If you are considering taking out a home equity loan or second mortgage, are concerns that a drop in demand for housing could trigger a U.S.-style real estate crash realistic? Not so, according to most mainstream analysts.
This week, the Financial Post reported that Canada Mortgage and Housing data showing a 3% decline in seasonally adjusted housing starts in August are signs of a “weakening” real estate market. Yet – even with this decline in housing starts and a reported 0.1 per cent drop in July resale prices – the CMHC report “shows that despite a litany of headwinds, there is still a fair degree of forward momentum in Canada’s housing market” according to TD Securities senior micro strategist, David Tulk.
In fact, while the drop in new home construction represents “the slowest pace of homebuilding this year,” as BMO economist Benjamin Reitzes notes, the lower level of new home starts is “in line with long-run household formation.” Accordingly, builders appear to be scaling back new construction in response to a drop in pent-up demand, rather than in reaction to a bottom falling out of an artificially inflated market.
The Financial Post notes that “none of the commentaries that followed [the release of the] CMHC’s data suggested Canada is a bubble about to burst,” although that has been “the subject of heated debate in recent weeks.” The FP cites RBC economist David Onyett-Jeffries, who asserts that “(t)he risk of a 1990’s-style housing market correction are minimal,” as much of the drop in demand and pricing “represents a payback from earlier unsustainable strength.”

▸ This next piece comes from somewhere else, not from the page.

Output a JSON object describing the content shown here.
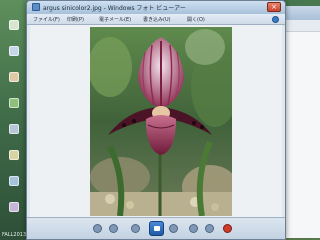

While “the housing market will continue to soften for the remainder of 2010 and possibly well into 2011,” according to analysts cited by the Financial Post; nonetheless, as Mr Onyett Jeffries points out, “on an annual basis, [housing] prices remained 2.9% higher than a year ago.”
Thus, despite headline grabbing stats, homeowners who may wish to access existing equity through home equity loans or second mortgages need not be overly concerned that their equity is going to melt away seemingly overnight as was the case at the height of the U.S. mortgage crisis in 2008.